Side Show. St. James Theatre (see Broadway). Book and lyrics by Bill Russell. Music by Henry Krieger. Directed by Bill Condon. With Erin Davie, Emily Padgett. Running time: 2hrs 30mins. One intermission.
Side Show: In brief
A cult favorite when it premiered in 1997, this unlikely musical about vaudeville's famous Hilton sisters—conjoined twins Daisy and Violet—couldn't find a broad audience. This time, film director Bill Condon hopes to make the quirky tuner a hit. The music is by Henry Kreiger (Dreamgirls), and the book and lyrics are by Bill Russell.
Side Show: Theater review by Adam Feldman
When Side Show opened in 1997 for a brief Broadway run, the American musical was in crisis and the show seemed, to some, like a lifeline. If period-Americana tuners about unusual women in conformist worlds were your ball game, then here was a real double-header: the story of Daisy and Violet Hilton, conjoined twins who starred on the midway and vaudeville circuits during the Depression. At the time, many people seemed determined to think that Side Show was better than it was; and now, in Bill Condon’s darkly sumptuous revival, it really is better than it was. The musical has been extensively rewritten, with many new songs, richer side characters and a clearer let-your-Freaks-flag-fly message. Emily Padgett (as the stardom-eyed Daisy) and Erin Davie (as the shrinking Violet) work marvelously together, achieving both the requisite synchronicity and the trickier discreteness of personality. Ryan Silverman, Matthew Hydzik and the iron-voiced David St. Louis are impressive as their side men, and some scenes are genuinely moving.

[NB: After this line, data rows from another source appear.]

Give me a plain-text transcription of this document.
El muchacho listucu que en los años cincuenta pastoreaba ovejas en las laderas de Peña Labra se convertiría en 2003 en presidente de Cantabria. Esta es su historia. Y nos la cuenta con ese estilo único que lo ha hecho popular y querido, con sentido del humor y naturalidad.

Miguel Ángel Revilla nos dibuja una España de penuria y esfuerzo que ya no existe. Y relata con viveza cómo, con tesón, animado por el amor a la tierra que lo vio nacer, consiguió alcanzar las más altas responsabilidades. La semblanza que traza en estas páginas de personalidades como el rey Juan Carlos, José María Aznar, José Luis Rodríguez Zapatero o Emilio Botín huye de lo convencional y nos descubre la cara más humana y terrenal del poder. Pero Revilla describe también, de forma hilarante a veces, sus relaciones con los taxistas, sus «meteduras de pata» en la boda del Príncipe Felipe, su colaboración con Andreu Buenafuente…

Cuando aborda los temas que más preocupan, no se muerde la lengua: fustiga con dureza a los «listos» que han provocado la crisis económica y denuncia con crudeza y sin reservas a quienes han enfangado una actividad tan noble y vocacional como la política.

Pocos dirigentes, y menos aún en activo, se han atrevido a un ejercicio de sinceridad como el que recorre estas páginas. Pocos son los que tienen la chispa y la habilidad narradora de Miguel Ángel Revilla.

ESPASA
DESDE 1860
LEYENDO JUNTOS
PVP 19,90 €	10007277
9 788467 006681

But while this sincere and stylishly designed production is perhaps the best that Side Show can be, that best, alas, isn’t great. Bill Russell’s lyrics—the leaden rhymes drilled into Henry Krieger’s tunes, the corny banalities of the declarative songs—continually jostle the musical into kitsch. “I will never leave you,” sing the inseparable sisters in the show’s most famous song. But although their vehicle has been tuned up, I don’t expect them to stay for long.—Theater review by Adam Feldman
THE BOTTOM LINE A first-rate production of a second-rate show.